As tears trickle down my cheeks, I signal for attendants who abruptly materialize responding quickly to my summons, even before the echoes of my laughter return. They appear, soft winged, spidery, gossamer veined or hoofed, surrounding the dais around the stunned puck.
"Have you heard what mister Goodfellow has just told me? Go on, listen." I tell my curious servants, falling back in my throne with a smirk.
Surrounded by fey of the same rank, he seems to realize just what he is suggesting. The absurdity of it. The Horrifying Proposition that must be met with either derision or anger. Shame or death. Too impatient for him to gather himself and perhaps antagonize them, I proclaim with a patronizing grin, "According to mister Goodfellow, Oberon the Immortal is aging!"
My underlings blink, astonished, then burst into incredulous laughter, joining my own resonant chortles. Our frenzied cackles seem to mass in the echoing chamber, surrounding the embarrassed Robin in a swarm. It should. The charm I cast with my incredulous gaze preys on insecurity, heightens self-consciousness and concern for image. I cough, catching my breath, and speak to the puck, while my servants laugh in fits "Goodfellow, you are a well known prankster and your tricks are amusing, but now surely you overstep your bounds?" Yes, just Puck trying to pull a trick, no worries, no panic...can't blame a fool for doing his job...admit you were joking...come on...
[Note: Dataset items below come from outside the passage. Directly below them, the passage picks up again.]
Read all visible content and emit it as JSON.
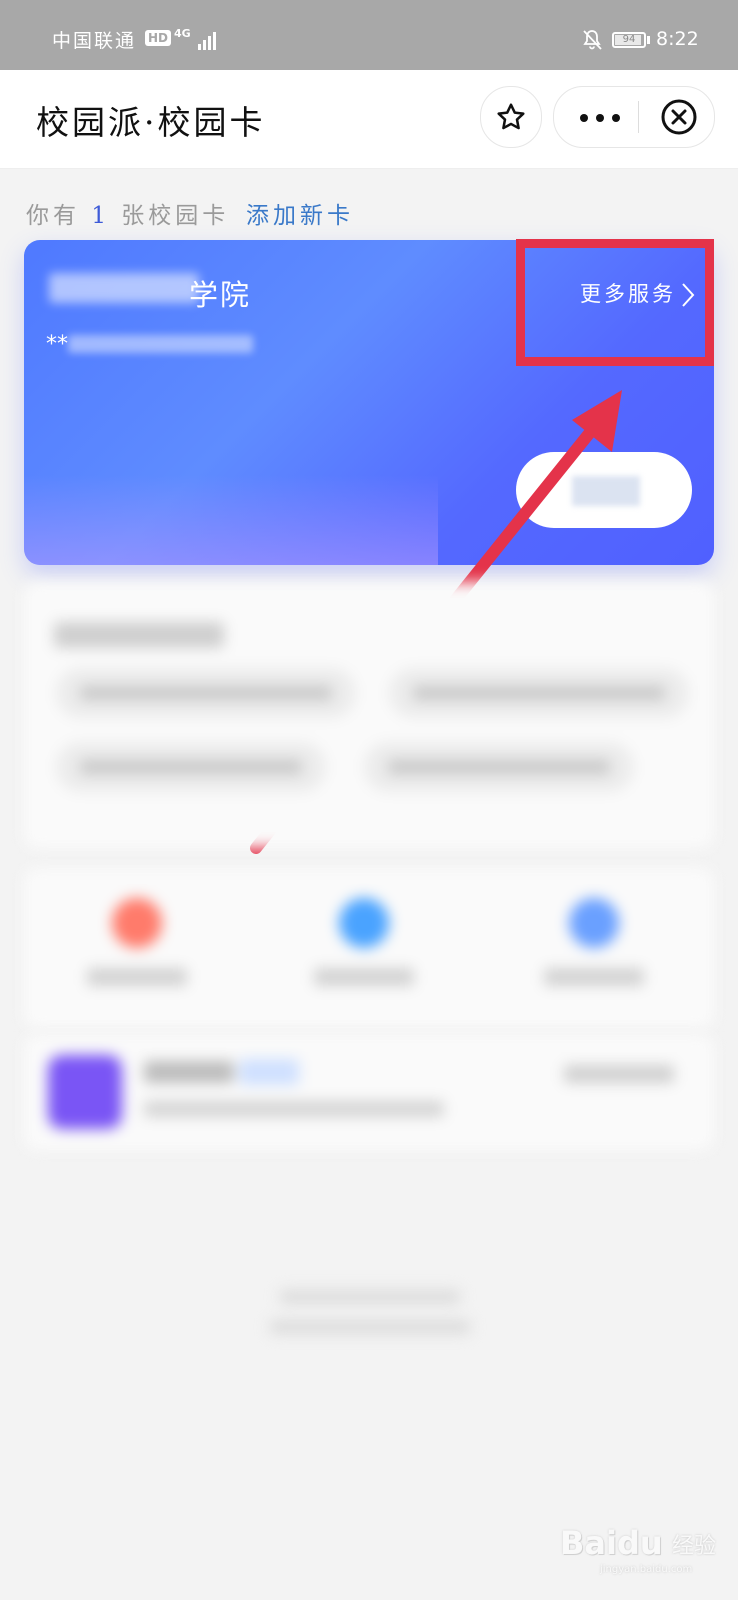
{
  "status_bar": {
    "carrier": "中国联通",
    "hd_badge": "HD",
    "network_type": "4G",
    "battery_level": "94",
    "battery_percent": 94,
    "time": "8:22"
  },
  "nav_bar": {
    "title": "校园派·校园卡",
    "icons": [
      "star-icon",
      "more-icon",
      "close-icon"
    ]
  },
  "card_summary": {
    "prefix": "你有",
    "count": "1",
    "suffix": "张校园卡",
    "add_card_label": "添加新卡"
  },
  "campus_card": {
    "school_name_suffix": "学院",
    "card_number_mask": "**",
    "more_services_label": "更多服务"
  },
  "watermark": {
    "logo": "Baidu",
    "text": "经验",
    "url": "jingyan.baidu.com"
  },
  "colors": {
    "status_bar": "#a8a8a8",
    "card_gradient_start": "#4f79ff",
    "card_gradient_end": "#5060ff",
    "highlight": "#e4334a",
    "add_card_link": "#3a79c9"
  }
}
He reddens, from neck to pointed horns and stutters, "I am sorry sir, but in truth, I..." An impatient wave of my hand silences him. Ugh so stupid. My patience is gone.
"Go now to your master, puck. Fly from my halls and do not waste anymore time on this foolishness." I order, and he is quick to obey, disappearing from the patronizing stares of my minions and the lingering giggles. I watch his vanishing form with a fixed smile. Word of this will spread, and I fear his reputation will suffer.
Gossip will kill this legend. It was a tough thing to do, but it is done. It had to be for peace. Such courage for coming to my court at all, for questioning while others choose to ignore...it almost shames me, of my own cowardice, no matter if it keeps the public safe.
Silence again, and bought at such a price.
"Did he really suggest that a Fairy was growing old?" a dove-winged pixie asks, "I mean a full blooded Fey, in the mortal sense?"
I grin and nod with an expression of amusement, " And he said it was the High King no less!" They burst into peals of laughter once more. I smile at them absently, but I cannot bring myself to join them a second time.
I have mortality weighting on my mind.